Livro de Crônicas – Reafirmando propósitos

  • I- Introdução

    O livro de Crônicas foi escrito originalmente em um único volume, por volta do século V a.C., em Jerusalém. Segundo a tradição judaica, o autor das crônicas foi Esdras, o escriba, também pelo fato de seu livro começar onde termina 2 Crônicas. Os livros abrangem desde Adão até a entrada do povo no cativeiro, e se encerra com o decreto de Ciro, autorizando o retorno dos judeus da Babilônia para a sua terra.

    No conteúdo do livro são enfatizados as genealogias, a centralidade de Jerusalém, o templo de Deus e o sacrifício.  Seu nome original significa “as coisas omitidas”, referindo-se ao que não estava contido nos livros de Samuel e Reis. Enquanto estes contam os fatos a partir da perspectiva do trono e do palácio, Crônicas traz relatos da perspectiva do templo, focando na espiritualidade. 

    II- Destinatários  

    ​Após o retorno do cativeiro, o livro de Crônicas foi escrito recapitulando toda a história do povo como uma maneira de ensinar as novas gerações sobre as suas raízes, e não permitir que o povo se esquecesse dos atos de Deus em meio aos seus antepassados, nem das promessas e profecias feitas para eles e seus descendentes.

    ​Depois de 70 anos sofrendo longe de sua pátria, fez-se necessário enfatizar ao povo a oportunidade de recomeçar, e recomeçar da maneira correta, por isso, é dado um destaque especial e zeloso ao relatar o agir de Deus na história e seu relacionamento com Israel. O que a primeira vista parece tediosas repetições, é na verdade quase uma proclamação: “Jerusalém é a verdadeira casa de Deus, o templo é o centro de sua adoração e o sacerdócio levítico é o único ministério legítimo”.
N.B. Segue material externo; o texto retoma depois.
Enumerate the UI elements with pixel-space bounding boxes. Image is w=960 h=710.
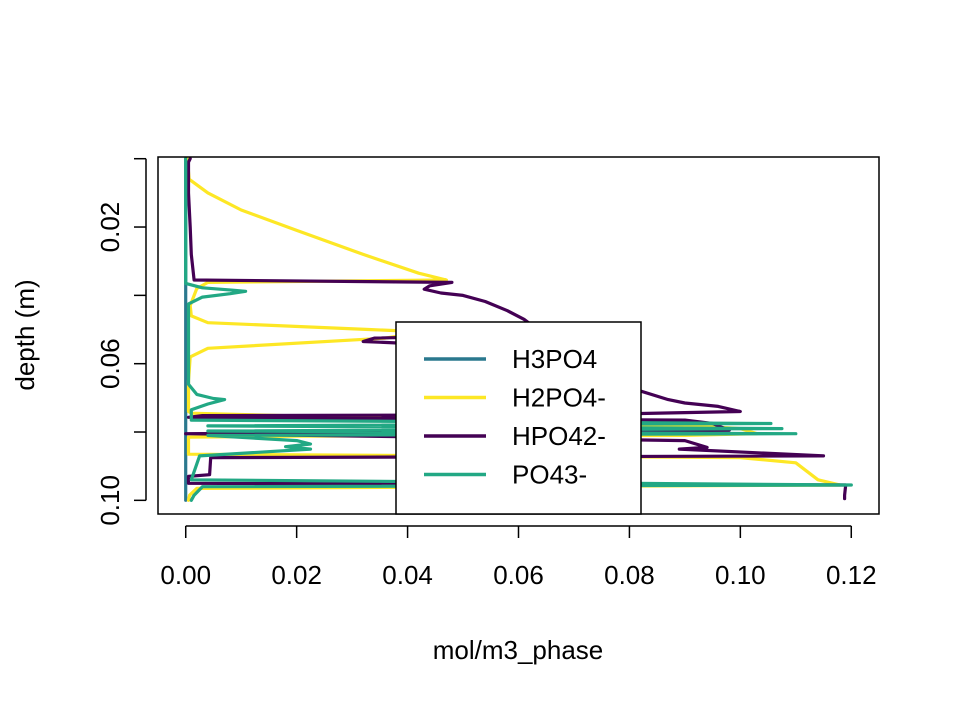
legend-box bbox=[395, 321, 642, 515]
x-axis-label: mol/m3_phase bbox=[433, 635, 604, 665]
x-tick-label: 0.04 bbox=[382, 560, 433, 590]
legend-label: HPO42- bbox=[512, 421, 606, 451]
y-tick-label: 0.02 bbox=[95, 202, 125, 253]
legend-label: H2PO4- bbox=[512, 383, 606, 413]
x-tick-label: 0.12 bbox=[826, 560, 877, 590]
x-axis: 0.00 0.02 0.04 0.06 0.08 0.10 0.12 bbox=[160, 525, 877, 590]
x-tick-label: 0.08 bbox=[604, 560, 655, 590]
x-tick-label: 0.10 bbox=[715, 560, 766, 590]
x-tick-label: 0.06 bbox=[493, 560, 544, 590]
y-axis-label: depth (m) bbox=[10, 279, 40, 390]
legend: H3PO4 H2PO4- HPO42- PO43- bbox=[395, 321, 642, 515]
legend-label: PO43- bbox=[512, 460, 587, 490]
y-tick-label: 0.10 bbox=[95, 475, 125, 526]
y-axis: 0.02 0.06 0.10 bbox=[95, 157, 147, 526]
x-tick-label: 0.00 bbox=[160, 560, 211, 590]
legend-label: H3PO4 bbox=[512, 344, 597, 374]
y-tick-label: 0.06 bbox=[95, 338, 125, 389]
x-tick-label: 0.02 bbox=[271, 560, 322, 590]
    ​Em toda a escrita, principalmente no segundo livro, existe destaque para as tribos de Judá e Benjamin, para que não fosse esquecida a aliança de Deus com Davi, que da sua linhagem viria um rei que governaria um reino eterno.

    III- Aplicação

    ​Ao longo da caminhada cristã existem momentos onde nos deparamos com dificuldades, aflições e até mesmo derrotas. Obstáculos no cotidiano, a correria da vida e os males diários são capazes de nos tirar o foco e geram dúvidas sobre nossas convicções nos fazendo questionar se estamos agindo conforme o esperado de nós. Será que sou um cristão de verdade? Será que estou agindo como deveria?

    Saber e nunca esquecer o porquê fazemos o que fazemos, da maneira que fazemos e aonde queremos chegar é a chave para não desanimar, não retroceder e não abandonar a caminhada. Por isso, a Bíblia nos convida a meditar em todos os momentos na Palavra, orar sem cessar para permanecermos firmes no primeiro amor e firmes nEle. Que não nos esqueçamos quem somos em Cristo, quem éramos sem Ele, de onde fomos resgatados, e que nos tornaremos na sua vinda.